Talk about a nail-biting experience. Vinnie, Grumpy, and I caught the last half of play standing on the second floor balcony with Dylan’s father, Colton. Vinnie was on his fourth hotdog, I was on my second, and Grumpy bit his nails like a dog attacks fleas—a habit I didn’t know he’d possessed.

In the last few minutes, a brooding Collin Lockhart joined us—and gosh, what a Debbie Downer he was when he espoused his list of regrets with Brynn. “Would you like to go to the Winter Formal with me?” he flirted.

“Um, no,” I responded.

“It’d be a great way to get back at everybody,” he coaxed.

“Not interested in getting back at anyone,” I answered. Not totally true, but Collin and I hooking up merely to stick it to two other people sounded like wasted brainpower. Plus I didn’t necessarily want to see Dylan with someone else. Remember, he asked me to keep Saturday night open. There’d been no mention of Thursday or Friday.
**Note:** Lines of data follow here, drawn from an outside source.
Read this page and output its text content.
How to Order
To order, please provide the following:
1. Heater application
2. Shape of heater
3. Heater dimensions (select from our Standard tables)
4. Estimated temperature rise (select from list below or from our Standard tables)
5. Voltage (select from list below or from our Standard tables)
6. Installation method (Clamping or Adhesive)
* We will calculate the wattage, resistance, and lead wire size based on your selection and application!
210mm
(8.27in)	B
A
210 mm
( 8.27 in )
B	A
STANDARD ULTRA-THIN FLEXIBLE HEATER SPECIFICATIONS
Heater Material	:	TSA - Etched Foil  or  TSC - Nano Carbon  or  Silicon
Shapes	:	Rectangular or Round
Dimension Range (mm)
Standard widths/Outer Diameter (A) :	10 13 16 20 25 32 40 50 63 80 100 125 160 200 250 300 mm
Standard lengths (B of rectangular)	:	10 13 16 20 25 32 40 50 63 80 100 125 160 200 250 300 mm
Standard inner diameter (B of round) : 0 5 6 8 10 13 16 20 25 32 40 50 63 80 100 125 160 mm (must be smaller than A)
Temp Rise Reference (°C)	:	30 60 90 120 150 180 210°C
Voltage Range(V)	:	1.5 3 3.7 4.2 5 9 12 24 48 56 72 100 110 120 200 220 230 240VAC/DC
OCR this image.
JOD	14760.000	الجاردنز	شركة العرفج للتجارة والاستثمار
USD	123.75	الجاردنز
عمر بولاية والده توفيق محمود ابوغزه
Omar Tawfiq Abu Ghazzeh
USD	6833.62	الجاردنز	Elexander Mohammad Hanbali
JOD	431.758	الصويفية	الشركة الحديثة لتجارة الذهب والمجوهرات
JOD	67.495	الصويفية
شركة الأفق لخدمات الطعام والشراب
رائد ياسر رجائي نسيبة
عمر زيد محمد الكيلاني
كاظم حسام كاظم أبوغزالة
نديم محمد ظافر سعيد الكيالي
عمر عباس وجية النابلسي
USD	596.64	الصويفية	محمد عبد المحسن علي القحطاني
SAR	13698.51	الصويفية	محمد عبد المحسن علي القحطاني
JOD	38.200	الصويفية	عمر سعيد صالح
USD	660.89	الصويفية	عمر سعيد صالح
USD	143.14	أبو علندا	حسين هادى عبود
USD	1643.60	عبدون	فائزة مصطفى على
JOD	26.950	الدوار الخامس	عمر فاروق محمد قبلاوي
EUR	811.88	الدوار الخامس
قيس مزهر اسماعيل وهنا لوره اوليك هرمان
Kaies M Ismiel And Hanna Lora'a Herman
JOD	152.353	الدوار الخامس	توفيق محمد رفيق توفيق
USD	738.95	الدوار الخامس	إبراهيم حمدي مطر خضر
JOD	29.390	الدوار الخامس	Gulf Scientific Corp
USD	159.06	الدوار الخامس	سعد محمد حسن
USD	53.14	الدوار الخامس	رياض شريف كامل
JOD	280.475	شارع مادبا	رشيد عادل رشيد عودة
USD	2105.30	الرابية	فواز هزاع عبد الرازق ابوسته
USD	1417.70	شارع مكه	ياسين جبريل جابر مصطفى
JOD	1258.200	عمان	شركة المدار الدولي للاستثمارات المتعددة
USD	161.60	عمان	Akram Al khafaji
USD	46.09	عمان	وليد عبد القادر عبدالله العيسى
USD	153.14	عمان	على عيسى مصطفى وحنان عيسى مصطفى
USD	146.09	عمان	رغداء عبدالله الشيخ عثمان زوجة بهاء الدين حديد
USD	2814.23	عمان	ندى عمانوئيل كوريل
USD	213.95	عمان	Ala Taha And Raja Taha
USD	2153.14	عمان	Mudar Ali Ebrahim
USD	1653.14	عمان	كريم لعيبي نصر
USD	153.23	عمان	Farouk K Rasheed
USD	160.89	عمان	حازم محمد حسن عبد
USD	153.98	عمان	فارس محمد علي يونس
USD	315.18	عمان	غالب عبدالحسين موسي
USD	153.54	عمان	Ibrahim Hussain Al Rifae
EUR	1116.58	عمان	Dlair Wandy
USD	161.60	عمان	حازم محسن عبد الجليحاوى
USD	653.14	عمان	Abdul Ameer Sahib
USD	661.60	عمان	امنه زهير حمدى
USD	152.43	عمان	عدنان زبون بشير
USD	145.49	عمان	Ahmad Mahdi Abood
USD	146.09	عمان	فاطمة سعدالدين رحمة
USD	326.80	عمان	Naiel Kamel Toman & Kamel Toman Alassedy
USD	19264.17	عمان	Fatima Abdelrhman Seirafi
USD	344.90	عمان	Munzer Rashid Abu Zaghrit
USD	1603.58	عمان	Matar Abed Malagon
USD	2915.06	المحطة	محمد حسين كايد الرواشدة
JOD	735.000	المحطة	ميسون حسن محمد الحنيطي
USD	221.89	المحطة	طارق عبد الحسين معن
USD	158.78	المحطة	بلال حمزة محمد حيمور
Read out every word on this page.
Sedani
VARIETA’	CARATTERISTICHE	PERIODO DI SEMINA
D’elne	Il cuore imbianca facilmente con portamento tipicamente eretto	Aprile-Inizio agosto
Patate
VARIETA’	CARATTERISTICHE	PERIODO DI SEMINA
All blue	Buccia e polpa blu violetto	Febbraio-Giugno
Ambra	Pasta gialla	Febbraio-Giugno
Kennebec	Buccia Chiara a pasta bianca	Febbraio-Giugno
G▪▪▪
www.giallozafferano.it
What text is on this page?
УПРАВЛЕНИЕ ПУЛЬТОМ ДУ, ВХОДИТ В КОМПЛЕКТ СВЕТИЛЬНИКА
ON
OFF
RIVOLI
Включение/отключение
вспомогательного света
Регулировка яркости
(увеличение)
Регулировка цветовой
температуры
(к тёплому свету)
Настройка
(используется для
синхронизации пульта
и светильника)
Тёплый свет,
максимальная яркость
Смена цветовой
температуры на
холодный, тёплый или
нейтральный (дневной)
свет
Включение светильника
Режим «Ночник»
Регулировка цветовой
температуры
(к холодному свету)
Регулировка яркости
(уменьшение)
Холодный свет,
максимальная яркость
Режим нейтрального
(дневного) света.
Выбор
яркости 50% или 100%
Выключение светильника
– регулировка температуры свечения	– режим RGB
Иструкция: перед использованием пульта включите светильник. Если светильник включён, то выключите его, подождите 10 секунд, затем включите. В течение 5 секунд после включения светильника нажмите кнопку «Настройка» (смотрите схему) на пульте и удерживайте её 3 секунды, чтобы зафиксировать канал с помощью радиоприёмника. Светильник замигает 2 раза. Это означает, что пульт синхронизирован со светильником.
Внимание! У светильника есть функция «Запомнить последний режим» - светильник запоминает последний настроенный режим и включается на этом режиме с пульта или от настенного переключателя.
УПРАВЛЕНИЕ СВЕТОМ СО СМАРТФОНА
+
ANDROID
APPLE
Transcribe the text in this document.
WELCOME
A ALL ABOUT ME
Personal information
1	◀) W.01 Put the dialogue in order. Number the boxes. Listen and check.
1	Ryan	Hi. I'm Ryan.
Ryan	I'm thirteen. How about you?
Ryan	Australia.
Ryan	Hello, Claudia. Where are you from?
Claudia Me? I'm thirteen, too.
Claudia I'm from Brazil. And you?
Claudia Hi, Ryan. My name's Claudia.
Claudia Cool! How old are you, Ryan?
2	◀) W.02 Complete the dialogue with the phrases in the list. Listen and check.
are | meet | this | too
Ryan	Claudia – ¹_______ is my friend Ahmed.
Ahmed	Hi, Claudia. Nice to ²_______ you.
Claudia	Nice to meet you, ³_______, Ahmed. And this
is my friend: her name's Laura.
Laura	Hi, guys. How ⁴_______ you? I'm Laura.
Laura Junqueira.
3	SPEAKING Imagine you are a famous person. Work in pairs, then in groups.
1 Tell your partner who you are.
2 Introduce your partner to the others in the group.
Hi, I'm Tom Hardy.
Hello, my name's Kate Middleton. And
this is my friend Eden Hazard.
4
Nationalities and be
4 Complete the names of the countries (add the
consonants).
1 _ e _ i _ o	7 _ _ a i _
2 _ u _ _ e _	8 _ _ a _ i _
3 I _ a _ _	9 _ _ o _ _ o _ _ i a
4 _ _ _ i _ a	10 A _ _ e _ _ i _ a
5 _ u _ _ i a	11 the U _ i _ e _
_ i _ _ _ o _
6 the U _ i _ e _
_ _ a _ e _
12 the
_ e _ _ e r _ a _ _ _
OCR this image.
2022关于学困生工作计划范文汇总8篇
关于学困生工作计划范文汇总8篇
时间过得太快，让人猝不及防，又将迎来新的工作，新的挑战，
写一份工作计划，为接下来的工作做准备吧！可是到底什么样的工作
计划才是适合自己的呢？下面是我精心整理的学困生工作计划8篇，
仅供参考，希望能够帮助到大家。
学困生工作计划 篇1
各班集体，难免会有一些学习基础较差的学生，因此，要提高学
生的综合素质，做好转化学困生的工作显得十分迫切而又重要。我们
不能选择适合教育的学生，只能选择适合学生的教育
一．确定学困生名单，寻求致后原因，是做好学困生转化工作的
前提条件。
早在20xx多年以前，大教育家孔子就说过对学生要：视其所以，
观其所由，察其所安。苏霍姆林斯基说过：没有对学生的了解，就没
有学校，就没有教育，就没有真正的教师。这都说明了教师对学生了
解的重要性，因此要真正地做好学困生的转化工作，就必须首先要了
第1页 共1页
The game was tied up until Dylan shot a three-pointer at the buzzer to win. The crowd went wild, and the band went ballistic with the ultimate face-rubbing song, Steam’s “Kiss Him Goodbye.” People rushed on the floor like a pack of dogs fighting over fresh meat. For a moment, Dylan disappeared into the rush, only to reappear seconds later with Brynn and man-hands Trudi Hatchett hanging all over him.